Corruption, conflits d’intérêts, trucage des marchés publics, expertises quelque peu douteuses : la délinquance économique poursuit ses ravages, et nourrit auprès du public ce fameux  « sentiment général d’impunité ». La crise et le développement des échangent internationaux permettent à certains de gagner beaucoup d'argent par des pratiques frauduleuses. Pourtant, organisations et traités existent pour tenter d’endiguer ce fléau. Mais est-ce suffisant ? Les réponses d'Irène LUC[1], magistrate, conseillère à la Cour d'Appel de Paris.

Jérôme DIAZ : - Selon vous, le constat est plus que mitigé en matière de lutte internationale contre la corruption, et ce malgré tout un « arsenal » d’organisations spécialisées (GAFI[2], SCPC[3] en France, etc.), créées en parallèle de l’adoption de traités divers (sous égides OCDE[4], Organisation des Nations Unies…). Si d’après vous ces mécanismes ne fonctionnent pas ou mal, est-ce d’une part une preuve de lâcheté politique –et donc de volonté- ? D’autre part, est-ce le signe d’une absence d’intérêt pour ces questions (ou un intérêt plutôt tardif), contrairement à des thématiques plus facilement « vendables » comme le « terrorisme international » ?

Irène LUC : D’abord, il faut avoir en tête que les chiffres de la délinquance économique, et plus particulièrement la corruption, sont gigantesques, et s’expliquent à la fois par l’accentuation des échanges internationaux et par la crise : les entreprises sont incitées à tricher pour obtenir des marchés à l’international et, en parallèle,  elles savent que les risques d’être condamnées sont minces. Malgré la floraison de textes internationaux et conventions, la probabilité pour des acteurs publics ou opérateurs économiques convaincus de corruption passive ou active d’être  poursuivis est très faible. En la matière, la coopération internationale est notoirement insuffisante, même au sein de l’Europe. En outre, les sanctions encourues sont très peu élevées dans beaucoup de pays européens, et les personnes sanctionnées très peu nombreuses. En France par exemple, on compte environ 150 condamnations concernant les atteintes à la probité, sur 600 000 délits. Ces infractions sont sanctionnées de peines d’emprisonnement avec sursis et d’amendes très faibles.

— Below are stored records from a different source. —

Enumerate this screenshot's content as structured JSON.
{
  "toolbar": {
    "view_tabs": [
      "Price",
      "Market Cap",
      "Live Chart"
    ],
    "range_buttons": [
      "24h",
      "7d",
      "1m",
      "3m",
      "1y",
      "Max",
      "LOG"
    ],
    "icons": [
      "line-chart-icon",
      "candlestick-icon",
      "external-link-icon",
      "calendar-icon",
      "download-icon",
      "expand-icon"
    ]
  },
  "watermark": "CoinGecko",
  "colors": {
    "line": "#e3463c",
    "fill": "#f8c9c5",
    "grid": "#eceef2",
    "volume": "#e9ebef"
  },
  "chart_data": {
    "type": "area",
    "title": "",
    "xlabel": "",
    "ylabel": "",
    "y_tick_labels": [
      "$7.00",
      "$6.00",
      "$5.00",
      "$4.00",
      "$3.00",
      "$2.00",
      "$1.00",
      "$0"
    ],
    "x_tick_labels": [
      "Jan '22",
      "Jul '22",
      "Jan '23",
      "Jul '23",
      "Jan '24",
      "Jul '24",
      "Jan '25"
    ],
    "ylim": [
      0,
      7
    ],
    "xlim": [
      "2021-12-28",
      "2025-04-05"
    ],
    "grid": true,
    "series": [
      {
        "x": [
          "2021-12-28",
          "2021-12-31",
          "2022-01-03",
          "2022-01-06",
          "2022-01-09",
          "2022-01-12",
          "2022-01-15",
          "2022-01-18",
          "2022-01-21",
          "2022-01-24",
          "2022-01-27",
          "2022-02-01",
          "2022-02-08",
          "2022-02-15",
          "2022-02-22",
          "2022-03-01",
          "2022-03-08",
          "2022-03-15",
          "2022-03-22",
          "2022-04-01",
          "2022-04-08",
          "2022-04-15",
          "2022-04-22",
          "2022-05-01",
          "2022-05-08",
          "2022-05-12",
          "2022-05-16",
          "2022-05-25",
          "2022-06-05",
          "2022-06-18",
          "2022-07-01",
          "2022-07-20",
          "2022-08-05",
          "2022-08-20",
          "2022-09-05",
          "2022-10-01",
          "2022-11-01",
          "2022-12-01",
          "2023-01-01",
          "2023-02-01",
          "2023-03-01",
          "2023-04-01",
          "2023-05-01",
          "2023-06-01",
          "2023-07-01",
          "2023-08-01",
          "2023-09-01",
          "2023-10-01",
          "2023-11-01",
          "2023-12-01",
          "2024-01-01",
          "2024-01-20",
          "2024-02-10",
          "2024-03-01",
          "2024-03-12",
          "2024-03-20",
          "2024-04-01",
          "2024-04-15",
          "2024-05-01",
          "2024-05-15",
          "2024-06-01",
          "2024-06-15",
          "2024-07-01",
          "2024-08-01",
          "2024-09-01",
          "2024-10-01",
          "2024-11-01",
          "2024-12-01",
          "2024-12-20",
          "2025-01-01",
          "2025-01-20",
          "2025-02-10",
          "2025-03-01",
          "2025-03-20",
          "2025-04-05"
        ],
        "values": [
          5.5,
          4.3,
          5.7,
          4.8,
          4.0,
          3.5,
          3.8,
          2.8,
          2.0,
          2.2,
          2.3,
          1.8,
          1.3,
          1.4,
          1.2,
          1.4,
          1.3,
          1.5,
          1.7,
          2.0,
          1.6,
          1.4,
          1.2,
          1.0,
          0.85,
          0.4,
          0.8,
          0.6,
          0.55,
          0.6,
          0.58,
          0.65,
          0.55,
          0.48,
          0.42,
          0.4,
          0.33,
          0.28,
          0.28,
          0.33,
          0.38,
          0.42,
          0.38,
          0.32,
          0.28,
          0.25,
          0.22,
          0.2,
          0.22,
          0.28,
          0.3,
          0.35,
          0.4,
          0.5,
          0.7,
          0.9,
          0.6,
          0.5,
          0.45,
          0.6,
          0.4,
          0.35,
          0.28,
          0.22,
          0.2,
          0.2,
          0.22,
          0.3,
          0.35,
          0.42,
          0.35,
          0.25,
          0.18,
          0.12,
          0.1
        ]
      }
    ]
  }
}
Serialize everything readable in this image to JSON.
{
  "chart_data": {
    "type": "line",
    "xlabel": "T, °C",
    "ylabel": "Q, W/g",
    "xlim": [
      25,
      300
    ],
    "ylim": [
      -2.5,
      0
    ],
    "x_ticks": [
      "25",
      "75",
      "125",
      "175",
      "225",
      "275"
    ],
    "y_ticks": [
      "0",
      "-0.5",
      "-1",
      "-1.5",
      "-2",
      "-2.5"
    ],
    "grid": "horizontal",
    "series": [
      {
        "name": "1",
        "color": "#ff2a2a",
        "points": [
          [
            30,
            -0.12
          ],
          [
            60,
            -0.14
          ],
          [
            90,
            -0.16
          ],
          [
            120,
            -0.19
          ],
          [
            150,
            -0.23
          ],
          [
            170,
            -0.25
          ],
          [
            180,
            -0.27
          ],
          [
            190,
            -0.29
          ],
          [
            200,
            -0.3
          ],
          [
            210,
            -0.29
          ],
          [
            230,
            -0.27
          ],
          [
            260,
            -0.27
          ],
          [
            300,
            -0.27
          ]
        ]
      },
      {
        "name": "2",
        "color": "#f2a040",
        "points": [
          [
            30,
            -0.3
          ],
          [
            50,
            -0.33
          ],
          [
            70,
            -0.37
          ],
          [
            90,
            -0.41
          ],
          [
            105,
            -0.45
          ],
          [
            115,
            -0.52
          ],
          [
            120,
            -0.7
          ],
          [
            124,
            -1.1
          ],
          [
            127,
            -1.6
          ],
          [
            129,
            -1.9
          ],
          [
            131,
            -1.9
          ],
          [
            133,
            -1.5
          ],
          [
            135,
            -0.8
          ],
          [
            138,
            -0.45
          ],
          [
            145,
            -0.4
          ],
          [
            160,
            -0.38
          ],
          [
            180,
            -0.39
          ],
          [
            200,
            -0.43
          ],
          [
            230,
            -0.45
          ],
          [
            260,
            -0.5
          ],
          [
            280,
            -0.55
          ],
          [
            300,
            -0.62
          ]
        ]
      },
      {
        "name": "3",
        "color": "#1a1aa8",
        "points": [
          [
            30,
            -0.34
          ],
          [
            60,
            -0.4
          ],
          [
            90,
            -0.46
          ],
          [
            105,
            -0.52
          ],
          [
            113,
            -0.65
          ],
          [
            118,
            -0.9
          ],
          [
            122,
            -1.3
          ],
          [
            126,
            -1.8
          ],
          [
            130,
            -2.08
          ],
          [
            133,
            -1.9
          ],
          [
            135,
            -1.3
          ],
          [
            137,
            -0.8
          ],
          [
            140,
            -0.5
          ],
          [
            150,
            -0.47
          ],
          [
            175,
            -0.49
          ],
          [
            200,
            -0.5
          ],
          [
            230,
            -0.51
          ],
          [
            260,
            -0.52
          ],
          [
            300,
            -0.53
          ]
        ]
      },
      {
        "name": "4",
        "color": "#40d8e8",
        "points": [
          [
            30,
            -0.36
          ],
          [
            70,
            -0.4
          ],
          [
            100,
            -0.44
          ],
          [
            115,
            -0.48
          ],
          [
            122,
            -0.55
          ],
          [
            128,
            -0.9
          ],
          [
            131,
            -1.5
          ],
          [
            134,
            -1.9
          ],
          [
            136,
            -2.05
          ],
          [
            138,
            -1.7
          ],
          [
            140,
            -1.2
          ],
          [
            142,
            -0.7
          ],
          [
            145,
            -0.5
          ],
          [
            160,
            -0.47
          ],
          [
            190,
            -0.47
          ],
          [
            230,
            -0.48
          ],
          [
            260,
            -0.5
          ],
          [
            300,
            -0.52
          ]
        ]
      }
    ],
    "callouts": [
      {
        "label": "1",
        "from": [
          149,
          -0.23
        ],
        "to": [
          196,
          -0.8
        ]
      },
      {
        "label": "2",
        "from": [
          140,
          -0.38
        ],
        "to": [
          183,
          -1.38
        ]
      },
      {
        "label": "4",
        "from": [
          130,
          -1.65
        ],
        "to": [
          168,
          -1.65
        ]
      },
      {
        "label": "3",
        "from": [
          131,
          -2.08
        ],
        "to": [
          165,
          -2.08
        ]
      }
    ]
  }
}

Des outils de répression efficace existent, comme la PIAC[5], car il est fortement dissuasif, pour un délinquant économique, de savoir que les produits de ses méfaits seront confisqués, mais il est objectivement très « rentable » d’entrer dans le cercle de la corruption : les chances d’être pris sont très faibles, et les sanctions très minimes. Cela participe du sentiment général d’impunité qui fait prospérer la corruption. Il y a clairement un manque de volonté politique, notamment de donner à l’Europe les outils nécessaires pour lutter contre ce phénomène. Outils qui doivent être forcément transnationaux, car la corruption ne s’arrête évidemment pas aux frontières d’un Etat, cela exige donc une volonté non seulement communautaire mais aussi mondiale, et ce malgré pléthore de textes transposés par les Etats… sauf que ces textes ne sont pas efficacement  mis en œuvre. Le vrai problème est là.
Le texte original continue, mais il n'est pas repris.